The bitter complaints multiplied after Janelle won the PB&J pass. Ivette fumed to Beau that the person who hogged the safe cracking took a sandwich before her; that pass should have been hers! “Me, me, me, me, me!” yapped Ivette, pretending to be Janelle. *sigh* Okay, I’m going to give Ivette a pass in deference to her delicate emotional state. She is still distraught about Cappy, and keeps bringing him up: Cappy would love this, Cappy would love that. Even April is starting to have an edge in her voice when she says, “He’ll be there at the end waiting for us, Ivette.” I admit that I don’t understand the depth of Ivette’s devotion to Cappy. It’s like she’s a closet heterosexual.

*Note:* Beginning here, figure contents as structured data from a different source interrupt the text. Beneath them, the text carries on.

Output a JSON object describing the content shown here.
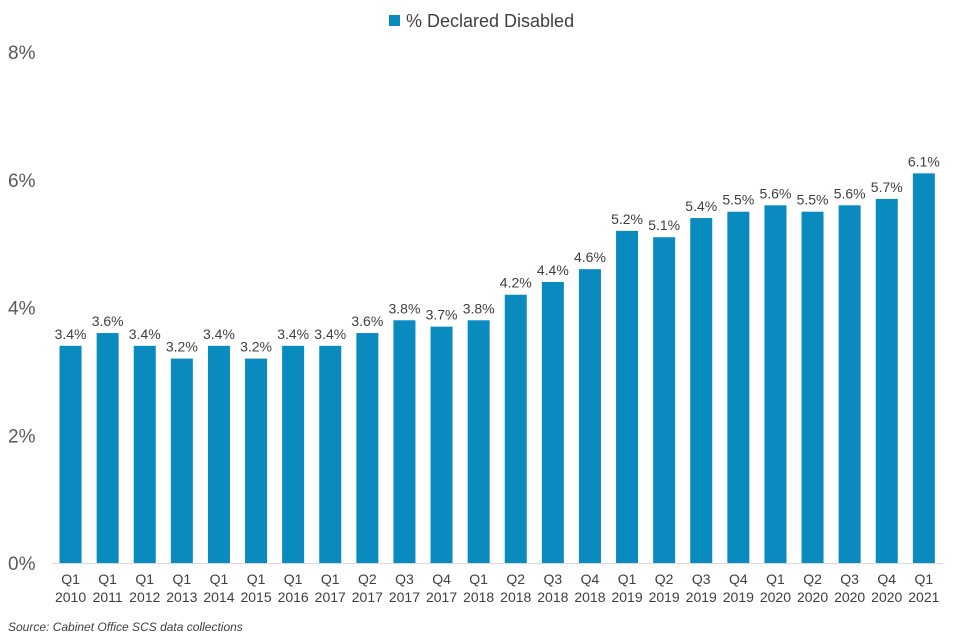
{
  "chart_data": {
    "type": "bar",
    "series": [
      {
        "name": "% Declared Disabled",
        "color": "#0A8BBF",
        "values": [
          3.4,
          3.6,
          3.4,
          3.2,
          3.4,
          3.2,
          3.4,
          3.4,
          3.6,
          3.8,
          3.7,
          3.8,
          4.2,
          4.4,
          4.6,
          5.2,
          5.1,
          5.4,
          5.5,
          5.6,
          5.5,
          5.6,
          5.7,
          6.1
        ],
        "labels": [
          "3.4%",
          "3.6%",
          "3.4%",
          "3.2%",
          "3.4%",
          "3.2%",
          "3.4%",
          "3.4%",
          "3.6%",
          "3.8%",
          "3.7%",
          "3.8%",
          "4.2%",
          "4.4%",
          "4.6%",
          "5.2%",
          "5.1%",
          "5.4%",
          "5.5%",
          "5.6%",
          "5.5%",
          "5.6%",
          "5.7%",
          "6.1%"
        ]
      }
    ],
    "categories": [
      {
        "quarter": "Q1",
        "year": "2010"
      },
      {
        "quarter": "Q1",
        "year": "2011"
      },
      {
        "quarter": "Q1",
        "year": "2012"
      },
      {
        "quarter": "Q1",
        "year": "2013"
      },
      {
        "quarter": "Q1",
        "year": "2014"
      },
      {
        "quarter": "Q1",
        "year": "2015"
      },
      {
        "quarter": "Q1",
        "year": "2016"
      },
      {
        "quarter": "Q1",
        "year": "2017"
      },
      {
        "quarter": "Q2",
        "year": "2017"
      },
      {
        "quarter": "Q3",
        "year": "2017"
      },
      {
        "quarter": "Q4",
        "year": "2017"
      },
      {
        "quarter": "Q1",
        "year": "2018"
      },
      {
        "quarter": "Q2",
        "year": "2018"
      },
      {
        "quarter": "Q3",
        "year": "2018"
      },
      {
        "quarter": "Q4",
        "year": "2018"
      },
      {
        "quarter": "Q1",
        "year": "2019"
      },
      {
        "quarter": "Q2",
        "year": "2019"
      },
      {
        "quarter": "Q3",
        "year": "2019"
      },
      {
        "quarter": "Q4",
        "year": "2019"
      },
      {
        "quarter": "Q1",
        "year": "2020"
      },
      {
        "quarter": "Q2",
        "year": "2020"
      },
      {
        "quarter": "Q3",
        "year": "2020"
      },
      {
        "quarter": "Q4",
        "year": "2020"
      },
      {
        "quarter": "Q1",
        "year": "2021"
      }
    ],
    "yticks": [
      "0%",
      "2%",
      "4%",
      "6%",
      "8%"
    ],
    "ylim": [
      0,
      8
    ],
    "grid": false,
    "legend_position": "top-center",
    "xlabel": "",
    "ylabel": ""
  },
  "source": "Source: Cabinet Office SCS data collections"
}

Sarah was a weepy mess by the end of the day; in an odd moment, she was comforted by April. Yes, she’s been fighting hard for her man, and had a long conversation with Maggie and the others about how difficult it was to switch sides, and how she really misses being with them. She’s just a weak player, she says, and she doesn’t want to stay in the game if James *sob* goes. Her nightmare would to be in the sequester house without her dear heart.
Meanwhile, James has been resurrecting his relationship with Ivette, and might be making some progress. Ivette tried to persuade James to defect again to the “good” side of the house. She pointed out that under Maggie’s reign, people don’t hang out in the HOH room and talk trash about the other hamsters. *smacking forehead* I must not have seen April, Beau and Ivette grab sleeping bags and camp on the floor of the HOH room last night. Still, Ivette seems to be warming to James. She did wish James and Sarah good night, so maybe she’s feeling sorry for Sarah’s sad state and James’s frenetic near-panic. Ivette’s not really about empty gestures: if you’re on her hit list, she’ll be giving you her sour face.
Kaysar, Janelle and Howie are aware of James campaigning with Ivette; in fact, they may work it into a way to save James over Sarah. Janelle would have to win HOH first, and take Kaysar off the block. Yeah, tomorrow is another day.